A childhood visit to Pierce or McCook meant seeing elderly ladies with distinctly blue, and sometimes purple, rinses on their white hair. That's why I resist any suggestion by my hairdresser, Scary Hair Tammy, to hide my gray.

When we first moved to Texas, twenty years ago this month, the whole family went to Ponytail Eddy for haircuts. We started going to Tammy at least fifteen years ago when I could still order #3 clipper cuts for three boys. So Tammy knows why my hair is gray.

Returning from my week at assisted living, I thought I'd clean out my closet. Found a pair of white capris in the back that I hadn't worn in several summers. Clearly, they should go in the Goodwill bag, but first I tried them on. Amazed that they zipped, I was too lazy to change into something else. So now I've got the white pants look, and I'm ready to go to bingo!

© 2010 Nancy L. Ruder

6/5/10

Wake up caws


Crows have been my alarm clock this week. They do not cock-a-doodle like those strutting orange roosters in picture books. Crows caw from the tops of tall pine trees and telephone poles, starting early and getting more and more insistent like an unscratched itch.
I couldn't be sure in the dark of each 5:15 CDT whether it was one crow gradually perching closer to my window to badger me awake, or a mob taking turns tormenting. One morning I outlasted the caws to sleep two more hours, just like a real summer vacation sleep-in. Another I got out of bed to stalk the crows like paparazzi, but they were always too high for a tabloid shot. One dawn I gave up and tied my shoes for a long walk.
The walk gave me time to ponder "as the crow flies" and wandering "wondering eyes". Perhaps the rats are leaving the ship. I don't care if the crows are flying or otherwise leaving the Big 12 conference, but this is major news for hard-core Husker fans. Instead I wonder who is wandering and who is editing.

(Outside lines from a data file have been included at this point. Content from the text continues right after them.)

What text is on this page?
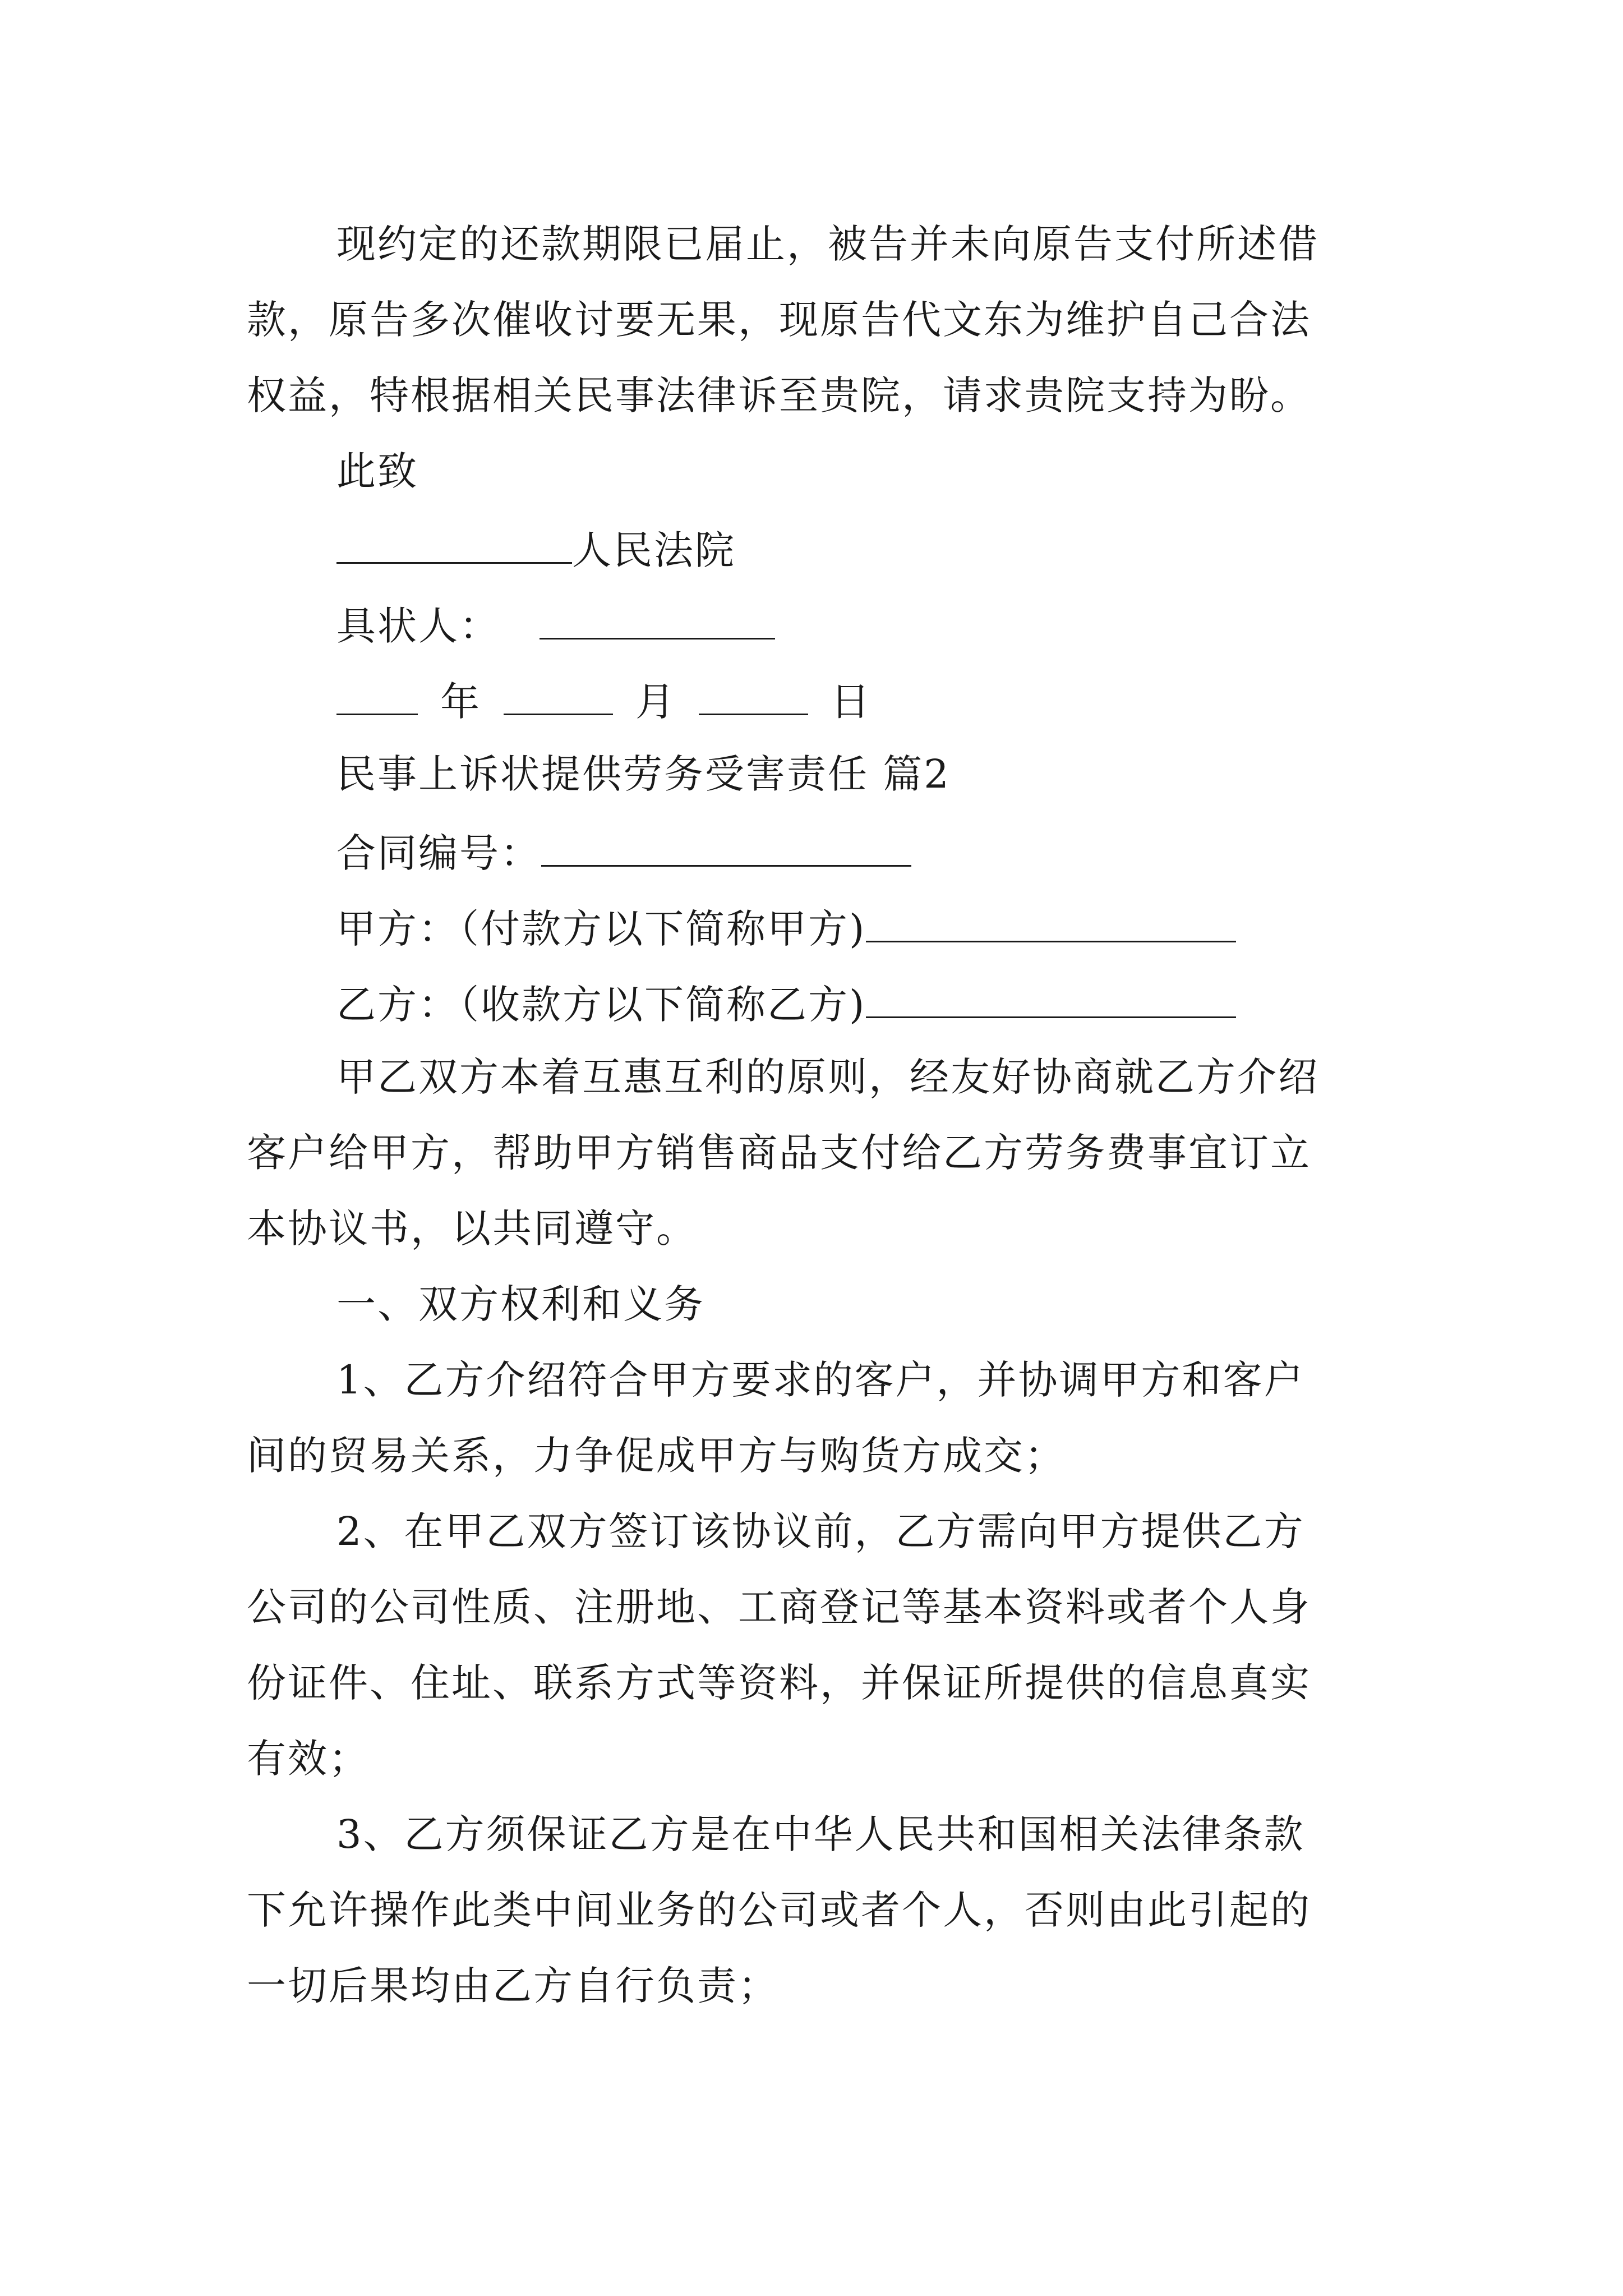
现约定的还款期限已届止，被告并未向原告支付所述借

款，原告多次催收讨要无果，现原告代文东为维护自己合法

权益，特根据相关民事法律诉至贵院，请求贵院支持为盼。

此致

人民法院

具状人：

年	月	日

民事上诉状提供劳务受害责任 篇2

合同编号：

甲方：（付款方以下简称甲方)

乙方：（收款方以下简称乙方)

甲乙双方本着互惠互利的原则，经友好协商就乙方介绍

客户给甲方，帮助甲方销售商品支付给乙方劳务费事宜订立

本协议书，以共同遵守。

一、双方权利和义务

1、乙方介绍符合甲方要求的客户，并协调甲方和客户

间的贸易关系，力争促成甲方与购货方成交；

2、在甲乙双方签订该协议前，乙方需向甲方提供乙方

公司的公司性质、注册地、工商登记等基本资料或者个人身

份证件、住址、联系方式等资料，并保证所提供的信息真实

有效；

3、乙方须保证乙方是在中华人民共和国相关法律条款

下允许操作此类中间业务的公司或者个人，否则由此引起的

一切后果均由乙方自行负责；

Might the Big 12 Thursday or Friday ask member schools for a statement of commitment?

Such a proclamation might slow or even cease rampant speculation about Big 12 members with (alleged) wondering eyes. It also might elicit the biggest “never mind” in history of mankind.

Lack of fidelity in a relationship is so common as to be little cause for wonder. I am nostalgic for the days when Nebraska was in the Big Eight and Pluto was a planet. Did Mr. Sipple really mean enquiring minds or wandering eyes?

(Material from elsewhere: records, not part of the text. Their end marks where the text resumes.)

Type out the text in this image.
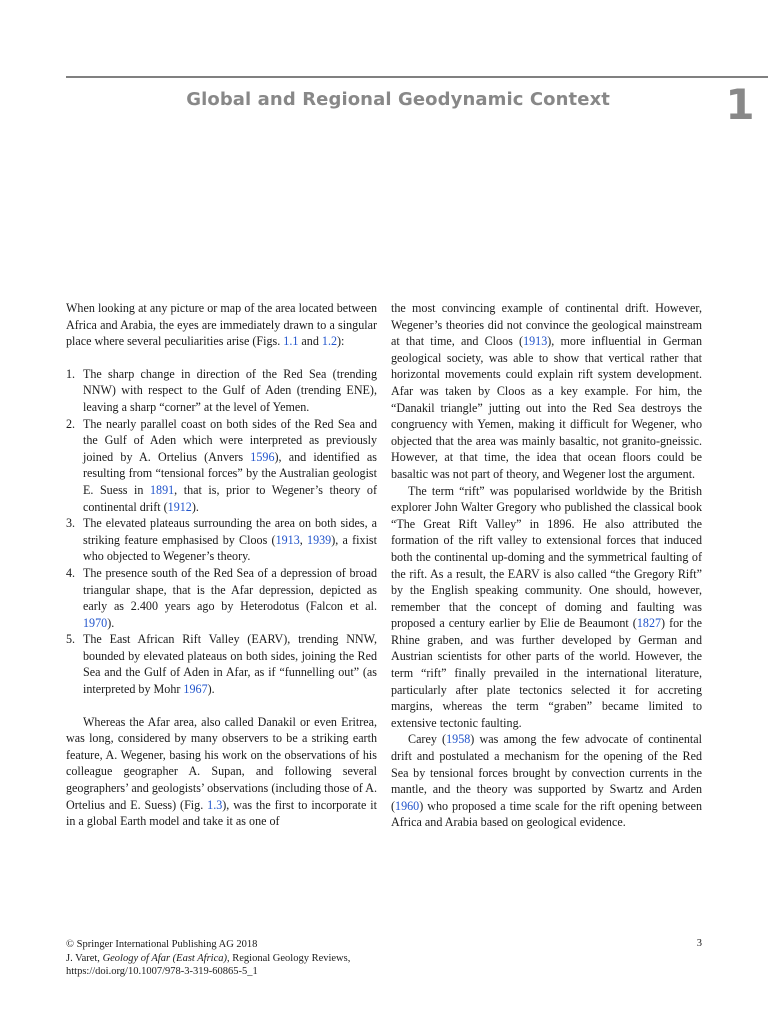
Global and Regional Geodynamic Context	1

When looking at any picture or map of the area located between Africa and Arabia, the eyes are immediately drawn to a singular place where several peculiarities arise (Figs. 1.1 and 1.2):

1. The sharp change in direction of the Red Sea (trending NNW) with respect to the Gulf of Aden (trending ENE), leaving a sharp “corner” at the level of Yemen.
2. The nearly parallel coast on both sides of the Red Sea and the Gulf of Aden which were interpreted as previously joined by A. Ortelius (Anvers 1596), and identified as resulting from “tensional forces” by the Australian geologist E. Suess in 1891, that is, prior to Wegener’s theory of continental drift (1912).
3. The elevated plateaus surrounding the area on both sides, a striking feature emphasised by Cloos (1913, 1939), a fixist who objected to Wegener’s theory.
4. The presence south of the Red Sea of a depression of broad triangular shape, that is the Afar depression, depicted as early as 2.400 years ago by Heterodotus (Falcon et al. 1970).
5. The East African Rift Valley (EARV), trending NNW, bounded by elevated plateaus on both sides, joining the Red Sea and the Gulf of Aden in Afar, as if “funnelling out” (as interpreted by Mohr 1967).

Whereas the Afar area, also called Danakil or even Eritrea, was long, considered by many observers to be a striking earth feature, A. Wegener, basing his work on the observations of his colleague geographer A. Supan, and following several geographers’ and geologists’ observations (including those of A. Ortelius and E. Suess) (Fig. 1.3), was the first to incorporate it in a global Earth model and take it as one of

the most convincing example of continental drift. However, Wegener’s theories did not convince the geological mainstream at that time, and Cloos (1913), more influential in German geological society, was able to show that vertical rather that horizontal movements could explain rift system development. Afar was taken by Cloos as a key example. For him, the “Danakil triangle” jutting out into the Red Sea destroys the congruency with Yemen, making it difficult for Wegener, who objected that the area was mainly basaltic, not granito-gneissic. However, at that time, the idea that ocean floors could be basaltic was not part of theory, and Wegener lost the argument.

The term “rift” was popularised worldwide by the British explorer John Walter Gregory who published the classical book “The Great Rift Valley” in 1896. He also attributed the formation of the rift valley to extensional forces that induced both the continental up-doming and the symmetrical faulting of the rift. As a result, the EARV is also called “the Gregory Rift” by the English speaking community. One should, however, remember that the concept of doming and faulting was proposed a century earlier by Elie de Beaumont (1827) for the Rhine graben, and was further developed by German and Austrian scientists for other parts of the world. However, the term “rift” finally prevailed in the international literature, particularly after plate tectonics selected it for accreting margins, whereas the term “graben” became limited to extensive tectonic faulting.

Carey (1958) was among the few advocate of continental drift and postulated a mechanism for the opening of the Red Sea by tensional forces brought by convection currents in the mantle, and the theory was supported by Swartz and Arden (1960) who proposed a time scale for the rift opening between Africa and Arabia based on geological evidence.

© Springer International Publishing AG 2018
J. Varet, Geology of Afar (East Africa), Regional Geology Reviews,
https://doi.org/10.1007/978-3-319-60865-5_1
3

In my edge-of-morning dreams I won't just hear crows many weeks to come. Across the hall from Dad's room an ancient woman with remarkable lungs hollers all day everyday. Like the crows she starts quiet and builds:

Help.
Help me.
Please help me.
God help me.
Dear God help me.
Dear God please help me.
Dear God I implore you.
HELP ME.
Management.
Man-age-ment, help me.
MAN
AGE
MENT.
I can't
I can't
O, God, please
Please
Police
PoLICE
PO
LICE

The poor woman is not in pain. She is just not in. Her caregivers compassionately tend to her needs, but her screaming doesn't cease. How do we wish to wander? How do we leave? It's been a difficult week, and so hard to leave my dad in this place of crows, caws, wanders and wonders.

Quoth the sports writer, "never more".